La dignité de l’homme et la souveraineté de la nation doivent être les priorités d’un régime démocratique, pluraliste et soucieux des droits fondamentaux. Au contraire, l’élite politique libanaise n’a cessé de vendre les intérêts du pays au plus offrant et d’infantiliser l’individu en le maintenant dans un état de dépendance. Dépendance envers sa communauté religieuse, intermédiaire obligé entre lui et l’État confessionnel. Dépendance envers son leader communautaire, qui exploite l’absence de services étatiques pour asservir ses « frères » et en faire des affidés politiques. Enfin, dépendance envers des puissances impérialistes, qui, en mettant à nu des divisions soigneusement entretenues par les leaders communautaires, réduit à néant la nation libanaise et en fait un simple pantin au service d’intérêts étrangers.

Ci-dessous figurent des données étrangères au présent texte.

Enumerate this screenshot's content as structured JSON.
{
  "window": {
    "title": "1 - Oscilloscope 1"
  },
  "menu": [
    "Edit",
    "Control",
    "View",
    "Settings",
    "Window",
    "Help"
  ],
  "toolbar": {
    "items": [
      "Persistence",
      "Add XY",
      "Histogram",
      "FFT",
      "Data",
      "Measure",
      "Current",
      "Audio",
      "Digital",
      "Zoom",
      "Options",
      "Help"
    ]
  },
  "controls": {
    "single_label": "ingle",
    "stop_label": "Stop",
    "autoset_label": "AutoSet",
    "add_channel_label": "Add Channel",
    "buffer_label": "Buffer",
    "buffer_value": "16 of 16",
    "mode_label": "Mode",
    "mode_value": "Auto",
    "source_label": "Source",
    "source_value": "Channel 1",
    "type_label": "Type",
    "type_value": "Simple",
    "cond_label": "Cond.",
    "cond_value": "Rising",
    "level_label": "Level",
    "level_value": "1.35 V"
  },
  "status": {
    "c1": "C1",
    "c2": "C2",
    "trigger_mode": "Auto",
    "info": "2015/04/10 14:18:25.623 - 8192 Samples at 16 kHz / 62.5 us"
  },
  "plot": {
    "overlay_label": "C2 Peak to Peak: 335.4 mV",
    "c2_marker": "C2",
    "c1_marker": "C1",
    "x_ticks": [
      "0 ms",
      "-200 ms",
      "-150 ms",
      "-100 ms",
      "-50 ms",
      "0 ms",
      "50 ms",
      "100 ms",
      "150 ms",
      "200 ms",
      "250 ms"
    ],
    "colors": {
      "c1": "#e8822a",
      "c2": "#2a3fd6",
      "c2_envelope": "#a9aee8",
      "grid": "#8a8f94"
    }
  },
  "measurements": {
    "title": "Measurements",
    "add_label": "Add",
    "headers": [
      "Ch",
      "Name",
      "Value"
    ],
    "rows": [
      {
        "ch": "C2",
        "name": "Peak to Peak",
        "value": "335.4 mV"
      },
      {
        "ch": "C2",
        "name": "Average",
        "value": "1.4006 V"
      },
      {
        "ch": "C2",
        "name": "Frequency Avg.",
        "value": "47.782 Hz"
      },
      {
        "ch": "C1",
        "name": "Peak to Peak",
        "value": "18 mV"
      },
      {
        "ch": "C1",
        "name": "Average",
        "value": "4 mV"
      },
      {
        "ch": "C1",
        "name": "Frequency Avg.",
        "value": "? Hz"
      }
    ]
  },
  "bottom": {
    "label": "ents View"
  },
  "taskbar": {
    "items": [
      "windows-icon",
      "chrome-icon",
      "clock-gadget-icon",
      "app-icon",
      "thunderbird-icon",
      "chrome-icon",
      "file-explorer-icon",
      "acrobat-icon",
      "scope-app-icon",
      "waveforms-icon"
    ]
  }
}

Si le discours professé par le président français au Liban semble en apparence salutaire, les appels au retour du protectorat révèlent le désespoir d’un peuple au bord du gouffre et prêt à tous les sacrifices pour survivre, même au prix de son indépendance.

L’heure est aujourd’hui à l’identification des responsables de l’explosion, mais aussi de la décadence d’une des sociétés les plus cosmopolites et dynamiques du monde arabe. L’élite politique libanaise, celle qui monopolise les institutions nationales et obstrue le travail de réforme si nécessaire, doit endosser la responsabilité qui est la sienne dans la destruction de l’État, l’humiliation d’un peuple entier, et l’exil forcé de millions de Libanais. Le Liban est à plusieurs reprises comparé à un phénix qui renaît de ses cendres après chaque catastrophe. La société libanaise, éprouvée dans sa chair, montrera au monde sa solidarité, sa cohésion, et désavouera les fatalistes ne percevant le Liban que par le prisme confessionnel. Jusqu’à la prochaine crise.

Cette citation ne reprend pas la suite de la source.